Albertina Paraíso (11 January 1864 – 25 February 1954) was a Portuguese feminist activist, writer, journalist, poet, and translator.

==Early life==
Albertina Paraíso was born into a middle-class family in Cedofeita, Porto. Her father, Guilherme Augusto de Sousa Paraíso, was a bank director, and her mother, Sofia Isilda Freitas de Sousa Paraíso, was a school director. She studied at the Academy of Fine Arts in Porto, where she developed her artistic and literary talents. During her youth, she associated with notable intellectuals of the time, including António Nobre and Joaquim de Araújo.

==Career==
Albertina Paraíso was deeply involved in political and social causes from an early age. She participated in the 31 January 1891 Republican uprising in Porto and later focused her efforts on advancing women's rights.

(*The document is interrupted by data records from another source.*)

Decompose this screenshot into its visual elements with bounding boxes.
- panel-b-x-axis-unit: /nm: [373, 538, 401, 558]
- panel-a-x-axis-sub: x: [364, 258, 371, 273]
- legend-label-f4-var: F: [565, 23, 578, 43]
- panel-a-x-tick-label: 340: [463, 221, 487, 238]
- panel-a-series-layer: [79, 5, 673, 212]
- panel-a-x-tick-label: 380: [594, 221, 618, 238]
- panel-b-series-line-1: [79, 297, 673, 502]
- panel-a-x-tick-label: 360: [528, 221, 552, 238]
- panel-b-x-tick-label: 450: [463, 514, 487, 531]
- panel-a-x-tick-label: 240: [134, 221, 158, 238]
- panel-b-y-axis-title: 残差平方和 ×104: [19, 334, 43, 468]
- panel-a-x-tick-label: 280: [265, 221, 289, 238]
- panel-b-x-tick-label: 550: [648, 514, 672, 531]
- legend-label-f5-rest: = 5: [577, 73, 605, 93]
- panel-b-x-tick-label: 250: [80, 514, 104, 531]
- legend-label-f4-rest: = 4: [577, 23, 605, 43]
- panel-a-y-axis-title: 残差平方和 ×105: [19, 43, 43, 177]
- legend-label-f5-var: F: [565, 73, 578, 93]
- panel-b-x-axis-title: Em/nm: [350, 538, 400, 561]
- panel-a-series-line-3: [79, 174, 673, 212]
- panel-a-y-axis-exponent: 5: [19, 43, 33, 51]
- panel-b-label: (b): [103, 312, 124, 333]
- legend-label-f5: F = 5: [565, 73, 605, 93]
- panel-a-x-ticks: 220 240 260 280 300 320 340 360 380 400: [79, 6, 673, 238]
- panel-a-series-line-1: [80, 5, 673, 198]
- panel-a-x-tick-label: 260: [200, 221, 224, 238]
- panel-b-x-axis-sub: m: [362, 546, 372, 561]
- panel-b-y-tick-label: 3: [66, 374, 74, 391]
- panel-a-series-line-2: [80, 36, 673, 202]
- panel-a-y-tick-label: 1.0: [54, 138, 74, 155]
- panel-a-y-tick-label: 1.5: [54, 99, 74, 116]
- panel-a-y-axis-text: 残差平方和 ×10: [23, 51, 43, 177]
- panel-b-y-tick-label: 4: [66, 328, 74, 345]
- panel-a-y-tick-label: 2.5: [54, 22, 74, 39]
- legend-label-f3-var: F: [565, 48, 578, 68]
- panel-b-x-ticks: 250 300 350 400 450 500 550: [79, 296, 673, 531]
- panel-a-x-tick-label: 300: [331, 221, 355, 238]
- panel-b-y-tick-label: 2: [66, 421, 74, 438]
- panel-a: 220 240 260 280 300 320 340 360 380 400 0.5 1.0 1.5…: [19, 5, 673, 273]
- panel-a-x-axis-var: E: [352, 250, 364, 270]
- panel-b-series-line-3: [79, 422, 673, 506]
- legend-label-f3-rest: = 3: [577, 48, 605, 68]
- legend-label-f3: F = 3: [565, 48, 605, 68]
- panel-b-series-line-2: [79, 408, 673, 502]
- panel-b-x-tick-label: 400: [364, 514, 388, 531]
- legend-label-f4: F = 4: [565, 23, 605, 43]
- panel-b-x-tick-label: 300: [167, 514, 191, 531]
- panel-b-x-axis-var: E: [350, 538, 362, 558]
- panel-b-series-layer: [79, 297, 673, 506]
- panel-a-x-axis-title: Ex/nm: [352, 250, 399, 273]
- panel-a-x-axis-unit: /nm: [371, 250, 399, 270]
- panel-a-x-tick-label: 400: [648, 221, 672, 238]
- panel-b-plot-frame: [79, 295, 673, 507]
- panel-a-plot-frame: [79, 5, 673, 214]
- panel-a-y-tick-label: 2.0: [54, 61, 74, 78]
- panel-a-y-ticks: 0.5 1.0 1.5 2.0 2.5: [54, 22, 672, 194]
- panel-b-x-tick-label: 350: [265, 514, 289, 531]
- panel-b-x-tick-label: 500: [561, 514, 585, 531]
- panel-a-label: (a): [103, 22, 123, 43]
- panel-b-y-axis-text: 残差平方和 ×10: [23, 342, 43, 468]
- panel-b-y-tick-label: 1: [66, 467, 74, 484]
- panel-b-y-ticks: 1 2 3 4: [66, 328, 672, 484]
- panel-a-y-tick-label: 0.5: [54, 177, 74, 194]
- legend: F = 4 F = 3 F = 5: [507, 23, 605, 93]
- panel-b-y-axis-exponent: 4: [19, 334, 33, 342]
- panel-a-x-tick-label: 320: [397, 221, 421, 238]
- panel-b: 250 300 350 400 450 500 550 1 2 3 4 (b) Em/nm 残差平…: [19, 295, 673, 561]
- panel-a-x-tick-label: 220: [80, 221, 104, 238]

She founded and directed several influential women's magazines such as:
- Almanaque das Senhoras Portuguesas e Brasileiras (Almanac of Portuguese and Brazilian Ladies), 1885–1887
- Almanaque das Senhoras Portuenses (Almanac of Porto Ladies), 1889
- O Perfume, (The Perfume), 1905
- Alma Feminina (Feminine Soul), 1907–1908
- Jornal da Mulher (Women's Newspaper), 1910–1912

Through these publications, she advocated for women's education and equality while promoting the works of female artists and writers.

In Lisbon, Albertina Paraíso expanded her work to include ethnographic studies. She established a shop selling regional crafts and organized exhibitions to celebrate Portuguese culture. Despite suffering from arteriosclerosis in her later years, she remained active until her death at age 90.